On Tuesday a walkout by Croatia Airlines pilots and ground staff went into effect over the company’s intention to cut some 200 jobs and reduce salaries by as much as 40%. So far no headway has been made in reconciliation, even though the airline appears to be staggered by flight cancellations and the bad press.
And if transportation matters in Croatia were not serious enough, about 200 members of the Railway Workers’ Union protested outside the government offices in St Mark’s Square in Zagreb on Wednesday, demanding a good solution for the operations of the Croatian Railways (HZ) Cargo company and the launching of social dialogue on the situation in all three HZ subsidiaries. Then, as far as Croatia’s transportation officials are concerned, the worst possible scenario reared its ugly head when Railway Workers Union President Zoran Marsic and Engine Drivers’ Union President Nenad Mrgan delivered their members’ demands that the government look at the so-called HZ Cargo privatization.
Then on Thursday Air Traffic Control in Zagreb and Split Crostia joined in the strike on Croatia Airlines, which resulted in even more delays and cancellations for the staggered Airline. Estimated are that Croatia Airlines has already lost upwards of a quarter of a million euro because of the strikes. The airline cancelled flights to Brussels, Dubrovnik, Split, Zadar, Vienna, Munich and Sarajevo on Thursday.
So far this week Croatia’s transportation industry has been in a bit of turmoil, but on a more positive note a visit by EU policy chief Catherine Ashton’s meeting with Croatian President Ivo Josipovic resounded of an overall positive note for Croatians.
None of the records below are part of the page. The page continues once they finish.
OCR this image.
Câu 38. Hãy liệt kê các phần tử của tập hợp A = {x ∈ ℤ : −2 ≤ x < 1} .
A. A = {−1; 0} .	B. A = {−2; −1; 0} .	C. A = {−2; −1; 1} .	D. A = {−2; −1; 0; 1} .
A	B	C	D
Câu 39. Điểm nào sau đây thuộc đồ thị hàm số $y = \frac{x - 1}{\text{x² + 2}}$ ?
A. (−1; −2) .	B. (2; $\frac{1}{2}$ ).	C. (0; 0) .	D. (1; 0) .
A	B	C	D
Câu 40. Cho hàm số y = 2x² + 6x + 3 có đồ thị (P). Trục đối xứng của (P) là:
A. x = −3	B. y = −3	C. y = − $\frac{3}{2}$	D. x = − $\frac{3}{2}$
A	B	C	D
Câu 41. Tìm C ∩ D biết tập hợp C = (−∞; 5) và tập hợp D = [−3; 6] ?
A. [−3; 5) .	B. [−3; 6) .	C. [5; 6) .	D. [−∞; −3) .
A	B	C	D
Their country is to become only the second of the former Yugoslav nations to enter the EU. Ashton’s tone at the meeting was highly positive as the policy expert expressed hope all Balkan nations will follow Croatia’s example. Meanwhile it’s clear some hurdles still exist for Croatia. News from Yahoo that Police in Bosnia and Croatia arrested alleged human traffickers and smugglers speaks a bit of a country and an EU still in transition.